Home prices have surged over the last four years and are still rising, cooling what has been a red hot housing market. But as buying a home has become more pricey, research by TD suggests more homeowners plan to spend money to improve the houses they already have.
The survey found 48 percent of homeowners expect to renovate their homes in the next two years, with a third of those consumers budgeting more than $50,000 for the work. About half plan to pay for the renovations using existing assets, with the other half borrowing the money.
Of those borrowing the money, about half will tap into their home’s equity with a home equity line of credit (HELOC); the other half plans to use a credit card or personal loan.

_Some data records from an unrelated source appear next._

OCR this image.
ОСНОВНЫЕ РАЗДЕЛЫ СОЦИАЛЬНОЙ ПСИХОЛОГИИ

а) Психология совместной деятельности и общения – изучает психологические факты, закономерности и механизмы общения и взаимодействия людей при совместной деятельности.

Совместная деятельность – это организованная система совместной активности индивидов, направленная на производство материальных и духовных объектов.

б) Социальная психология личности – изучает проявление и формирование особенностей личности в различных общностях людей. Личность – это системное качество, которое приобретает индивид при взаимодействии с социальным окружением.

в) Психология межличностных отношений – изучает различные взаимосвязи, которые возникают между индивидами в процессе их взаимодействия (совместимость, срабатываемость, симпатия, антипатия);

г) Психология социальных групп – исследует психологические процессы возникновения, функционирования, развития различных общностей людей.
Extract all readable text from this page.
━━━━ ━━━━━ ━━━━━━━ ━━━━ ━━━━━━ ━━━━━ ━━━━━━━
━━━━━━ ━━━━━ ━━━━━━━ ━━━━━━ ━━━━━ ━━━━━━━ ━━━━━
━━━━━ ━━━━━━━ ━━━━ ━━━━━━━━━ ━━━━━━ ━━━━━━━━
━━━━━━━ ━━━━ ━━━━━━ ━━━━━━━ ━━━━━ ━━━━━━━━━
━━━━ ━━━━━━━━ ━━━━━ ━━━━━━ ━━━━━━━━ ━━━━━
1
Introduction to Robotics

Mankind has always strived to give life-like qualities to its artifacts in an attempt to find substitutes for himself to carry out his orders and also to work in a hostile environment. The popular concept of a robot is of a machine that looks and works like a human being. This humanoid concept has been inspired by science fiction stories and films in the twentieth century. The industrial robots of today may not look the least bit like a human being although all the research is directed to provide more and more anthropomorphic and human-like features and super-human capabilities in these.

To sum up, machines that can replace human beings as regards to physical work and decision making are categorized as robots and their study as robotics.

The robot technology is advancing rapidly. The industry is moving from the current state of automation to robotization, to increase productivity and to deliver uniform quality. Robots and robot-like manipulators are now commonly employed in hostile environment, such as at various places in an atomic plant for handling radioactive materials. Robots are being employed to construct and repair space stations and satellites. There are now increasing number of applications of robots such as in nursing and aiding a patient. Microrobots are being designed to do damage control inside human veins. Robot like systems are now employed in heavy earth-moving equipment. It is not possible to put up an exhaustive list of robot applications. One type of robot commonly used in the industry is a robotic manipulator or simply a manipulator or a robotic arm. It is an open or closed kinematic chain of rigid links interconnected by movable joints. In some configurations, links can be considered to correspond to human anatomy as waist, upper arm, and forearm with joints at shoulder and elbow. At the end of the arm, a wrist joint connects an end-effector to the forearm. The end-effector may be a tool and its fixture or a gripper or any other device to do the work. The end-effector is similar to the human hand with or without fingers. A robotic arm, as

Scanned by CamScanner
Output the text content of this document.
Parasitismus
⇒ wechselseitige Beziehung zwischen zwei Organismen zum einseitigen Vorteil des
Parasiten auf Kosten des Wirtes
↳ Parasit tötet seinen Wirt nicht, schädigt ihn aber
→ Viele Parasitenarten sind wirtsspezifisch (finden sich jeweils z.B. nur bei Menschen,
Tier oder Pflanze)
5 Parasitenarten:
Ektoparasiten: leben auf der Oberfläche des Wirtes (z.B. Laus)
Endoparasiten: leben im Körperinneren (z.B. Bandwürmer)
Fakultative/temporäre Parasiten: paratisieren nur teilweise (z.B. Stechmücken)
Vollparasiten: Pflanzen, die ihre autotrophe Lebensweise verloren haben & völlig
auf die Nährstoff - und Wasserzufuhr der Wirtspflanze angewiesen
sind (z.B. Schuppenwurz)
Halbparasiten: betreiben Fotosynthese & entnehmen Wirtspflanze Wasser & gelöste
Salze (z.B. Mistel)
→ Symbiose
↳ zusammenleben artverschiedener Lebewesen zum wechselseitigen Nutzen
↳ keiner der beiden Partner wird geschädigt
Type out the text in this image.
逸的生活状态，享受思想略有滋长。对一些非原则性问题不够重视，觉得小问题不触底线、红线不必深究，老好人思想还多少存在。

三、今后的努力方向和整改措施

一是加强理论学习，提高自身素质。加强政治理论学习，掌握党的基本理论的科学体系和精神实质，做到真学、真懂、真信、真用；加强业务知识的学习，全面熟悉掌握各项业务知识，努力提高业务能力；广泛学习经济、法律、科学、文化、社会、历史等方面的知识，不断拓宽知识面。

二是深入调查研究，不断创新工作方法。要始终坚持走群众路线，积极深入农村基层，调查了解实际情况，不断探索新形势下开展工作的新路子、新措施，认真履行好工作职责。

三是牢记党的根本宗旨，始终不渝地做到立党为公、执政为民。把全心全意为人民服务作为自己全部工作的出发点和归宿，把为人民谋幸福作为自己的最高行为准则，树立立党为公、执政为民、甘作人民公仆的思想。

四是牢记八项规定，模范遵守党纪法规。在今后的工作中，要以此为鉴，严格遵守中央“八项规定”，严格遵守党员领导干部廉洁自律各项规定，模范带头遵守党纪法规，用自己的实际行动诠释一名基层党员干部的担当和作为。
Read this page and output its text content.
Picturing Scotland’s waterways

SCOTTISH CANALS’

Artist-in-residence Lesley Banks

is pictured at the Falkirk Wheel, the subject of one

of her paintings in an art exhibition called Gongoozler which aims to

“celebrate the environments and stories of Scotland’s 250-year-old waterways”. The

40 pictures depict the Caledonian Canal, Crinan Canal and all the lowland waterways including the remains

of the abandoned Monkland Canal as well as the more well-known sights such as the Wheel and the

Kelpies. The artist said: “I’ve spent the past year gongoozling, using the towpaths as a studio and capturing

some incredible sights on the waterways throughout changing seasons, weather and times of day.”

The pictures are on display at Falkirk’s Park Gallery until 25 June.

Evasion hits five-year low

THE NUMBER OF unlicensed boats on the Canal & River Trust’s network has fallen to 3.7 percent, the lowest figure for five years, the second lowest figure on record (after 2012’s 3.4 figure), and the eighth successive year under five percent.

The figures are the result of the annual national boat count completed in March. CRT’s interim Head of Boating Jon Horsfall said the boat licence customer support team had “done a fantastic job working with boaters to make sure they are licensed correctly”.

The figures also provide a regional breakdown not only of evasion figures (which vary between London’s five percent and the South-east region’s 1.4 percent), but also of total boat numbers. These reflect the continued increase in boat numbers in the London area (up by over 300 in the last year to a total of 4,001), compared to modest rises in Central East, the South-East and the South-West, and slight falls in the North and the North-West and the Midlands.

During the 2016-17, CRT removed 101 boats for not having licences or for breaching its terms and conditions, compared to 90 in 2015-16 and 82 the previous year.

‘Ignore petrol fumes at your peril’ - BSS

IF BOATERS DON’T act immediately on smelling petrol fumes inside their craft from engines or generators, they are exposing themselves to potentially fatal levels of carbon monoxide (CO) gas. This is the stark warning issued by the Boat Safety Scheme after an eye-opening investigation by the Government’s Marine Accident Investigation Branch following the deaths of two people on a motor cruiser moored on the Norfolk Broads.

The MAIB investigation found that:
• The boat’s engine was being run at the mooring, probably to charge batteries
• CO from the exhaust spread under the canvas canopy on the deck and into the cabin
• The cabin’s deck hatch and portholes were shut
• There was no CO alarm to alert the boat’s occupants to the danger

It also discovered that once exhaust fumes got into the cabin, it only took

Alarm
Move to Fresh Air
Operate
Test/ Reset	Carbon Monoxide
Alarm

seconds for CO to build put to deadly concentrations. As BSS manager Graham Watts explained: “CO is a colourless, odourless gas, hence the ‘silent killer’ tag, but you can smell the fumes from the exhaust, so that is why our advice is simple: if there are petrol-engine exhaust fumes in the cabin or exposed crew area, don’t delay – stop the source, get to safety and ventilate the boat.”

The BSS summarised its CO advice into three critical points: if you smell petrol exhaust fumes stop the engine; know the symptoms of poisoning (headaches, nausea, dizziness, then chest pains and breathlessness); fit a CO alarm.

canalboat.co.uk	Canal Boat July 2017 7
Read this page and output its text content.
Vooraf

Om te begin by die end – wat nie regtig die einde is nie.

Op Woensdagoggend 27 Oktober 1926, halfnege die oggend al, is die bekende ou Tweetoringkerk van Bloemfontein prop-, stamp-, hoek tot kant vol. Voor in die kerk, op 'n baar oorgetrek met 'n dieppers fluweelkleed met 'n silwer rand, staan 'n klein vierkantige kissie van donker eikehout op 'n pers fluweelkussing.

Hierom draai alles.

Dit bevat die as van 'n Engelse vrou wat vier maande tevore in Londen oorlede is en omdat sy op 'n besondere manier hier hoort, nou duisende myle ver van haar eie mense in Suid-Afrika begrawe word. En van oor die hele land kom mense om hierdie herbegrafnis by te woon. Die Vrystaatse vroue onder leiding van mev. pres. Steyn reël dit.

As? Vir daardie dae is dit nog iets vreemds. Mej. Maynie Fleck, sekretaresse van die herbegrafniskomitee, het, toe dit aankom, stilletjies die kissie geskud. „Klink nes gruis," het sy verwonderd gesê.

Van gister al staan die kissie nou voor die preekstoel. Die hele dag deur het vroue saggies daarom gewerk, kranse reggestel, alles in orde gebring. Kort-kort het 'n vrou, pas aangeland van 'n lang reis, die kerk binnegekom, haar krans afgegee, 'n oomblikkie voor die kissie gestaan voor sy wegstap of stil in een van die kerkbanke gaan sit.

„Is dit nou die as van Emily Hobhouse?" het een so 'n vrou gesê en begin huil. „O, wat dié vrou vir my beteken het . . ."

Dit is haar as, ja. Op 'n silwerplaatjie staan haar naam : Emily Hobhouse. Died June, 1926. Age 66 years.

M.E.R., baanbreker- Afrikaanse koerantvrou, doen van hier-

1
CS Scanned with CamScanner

“While there are many viable options for funding a renovation, a home equity line of credit is one of the most affordable ways to borrow,” said Jon Giles, Head of Home Equity Lending at TD Bank.
HELOC benefits
There are several advantages to taking out a home equity line of credit. For starters, the interest rate on a HELOC is significantly lower than the interest rates charged on credit cards and personal loans. That’s because the loan is secured by the equity in the property.
While the average interest rate charged on credit cards is around 17 percent, a HELOC’s rate is often tied to the bank’s prime rate and currently hovers around 5.5 percent.
“This also provides flexibility, as most homeowners won’t want to draw on cash reserves or savings when unexpected expenses arise,” Giles said.
The rise in home values over the last few years has helped homeowners gain equity. Those who purchased their homes several years ago have also been paying down their mortgage, reducing the amount of money they owe.
Rising equity
According to TD Ameritrade, the average homeowner with a mortgage had about $113,000 in equity in their home by the end of last year. Just 36 percent of survey respondents said they’ve made use of that equity through a HELOC.
“We’ve found that many homeowners simply aren’t aware of how they can leverage the equity in their homes,” said Giles. “Home equity financing is ideal for projects that will add value to one’s home, such as a renovation. It’s also frequently tapped to consolidate higher interest rate debt, or to help with education expenses.”
Until the most recent tax law, the interest on a HELOC was tax deductible, making it an even better deal. However, that tax advantage went away at the end of 2017.
When it comes to actually doing the work, 64 percent of those age 18 to 34 said they would complete at least some of the renovations themselves. Sixty percent of baby boomers said they would leave all of the work to professionals.